I feel they left it on that point not as part of some grand conspiracy theory, but because the potential for this to be good or bad is a question taking place around the world right now.
Overall this piece feels positive towards Sam, despite what you feel is a negatively loaded headline. He's walking a delicate balance between profit and nonprofit, between something that could be harmful or helpful to society -- these things are in contradiction and he's making those choices deliberately. This is an interesting subject for an article.
I find it deeply unlikely he will be viewed like Musk in 6 months. Musk is a fairly special case as he's unhinged and unstable more than evil. If someone wanted to paint Sam with an evil stick, Zuckerberg would be a more apt comparison -- playing with something dangerous that affects all of us.
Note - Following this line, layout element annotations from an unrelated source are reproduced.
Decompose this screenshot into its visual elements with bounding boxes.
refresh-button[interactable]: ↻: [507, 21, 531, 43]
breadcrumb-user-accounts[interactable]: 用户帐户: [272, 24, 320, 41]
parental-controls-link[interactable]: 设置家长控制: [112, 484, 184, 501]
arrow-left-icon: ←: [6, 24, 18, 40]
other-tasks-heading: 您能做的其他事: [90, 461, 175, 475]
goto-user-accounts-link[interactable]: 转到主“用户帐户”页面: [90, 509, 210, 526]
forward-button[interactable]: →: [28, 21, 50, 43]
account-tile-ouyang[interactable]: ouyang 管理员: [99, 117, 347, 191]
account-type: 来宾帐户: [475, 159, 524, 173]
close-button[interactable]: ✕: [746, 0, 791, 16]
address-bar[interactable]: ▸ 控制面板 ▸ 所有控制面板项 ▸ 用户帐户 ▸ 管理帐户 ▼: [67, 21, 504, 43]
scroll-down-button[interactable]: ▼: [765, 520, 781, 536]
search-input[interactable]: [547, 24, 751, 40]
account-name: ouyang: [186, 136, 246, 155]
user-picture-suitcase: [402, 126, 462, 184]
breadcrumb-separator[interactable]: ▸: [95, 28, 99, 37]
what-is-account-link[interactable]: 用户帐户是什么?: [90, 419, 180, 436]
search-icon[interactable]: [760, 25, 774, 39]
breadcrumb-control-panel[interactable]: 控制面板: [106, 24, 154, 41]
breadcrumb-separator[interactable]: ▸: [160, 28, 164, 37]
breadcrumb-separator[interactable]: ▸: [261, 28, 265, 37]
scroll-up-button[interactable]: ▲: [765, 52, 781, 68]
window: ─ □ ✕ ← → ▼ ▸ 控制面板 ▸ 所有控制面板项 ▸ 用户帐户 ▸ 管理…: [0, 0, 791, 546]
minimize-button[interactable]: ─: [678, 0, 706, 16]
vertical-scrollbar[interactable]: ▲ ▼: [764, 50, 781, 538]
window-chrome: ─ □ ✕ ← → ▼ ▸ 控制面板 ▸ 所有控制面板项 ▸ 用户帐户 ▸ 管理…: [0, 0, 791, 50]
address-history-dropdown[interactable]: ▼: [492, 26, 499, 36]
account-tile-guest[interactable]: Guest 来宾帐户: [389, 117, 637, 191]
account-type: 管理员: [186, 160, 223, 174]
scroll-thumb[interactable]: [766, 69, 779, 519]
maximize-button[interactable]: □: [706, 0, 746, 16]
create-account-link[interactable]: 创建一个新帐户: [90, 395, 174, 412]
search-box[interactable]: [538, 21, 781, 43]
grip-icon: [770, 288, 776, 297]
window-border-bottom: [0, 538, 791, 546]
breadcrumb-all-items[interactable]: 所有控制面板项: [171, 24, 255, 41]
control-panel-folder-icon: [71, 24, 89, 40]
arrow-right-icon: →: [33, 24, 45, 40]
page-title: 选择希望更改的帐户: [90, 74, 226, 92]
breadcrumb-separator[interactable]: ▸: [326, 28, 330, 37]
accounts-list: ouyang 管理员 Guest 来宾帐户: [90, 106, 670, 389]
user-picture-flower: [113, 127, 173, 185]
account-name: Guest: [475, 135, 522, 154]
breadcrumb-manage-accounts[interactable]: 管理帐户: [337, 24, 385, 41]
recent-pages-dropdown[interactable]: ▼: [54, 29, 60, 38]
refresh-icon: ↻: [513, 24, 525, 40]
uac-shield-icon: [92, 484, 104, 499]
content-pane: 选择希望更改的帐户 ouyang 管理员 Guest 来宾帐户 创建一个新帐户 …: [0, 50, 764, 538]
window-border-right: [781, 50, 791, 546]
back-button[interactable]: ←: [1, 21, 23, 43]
I genuinely hope that you're right and I'm totally wrong, but my experience watching the media landscape says otherwise. It would seem I have less faith in our journalistic institutions than you.
The media operates on a "nearest cliché" algorithm, and the Mad/Evil Genius cliché is so emotionally appealing here that they'll find it irresistible. Even if it's not true, they'll make it true.
This makes sense. He perfectly fits their cliche of a socially-awkward technologist, and he's trusting (foolish?) enough to make complex nuanced statements in public, which they can easily mine for out-of-context clickbait and vilification fodder.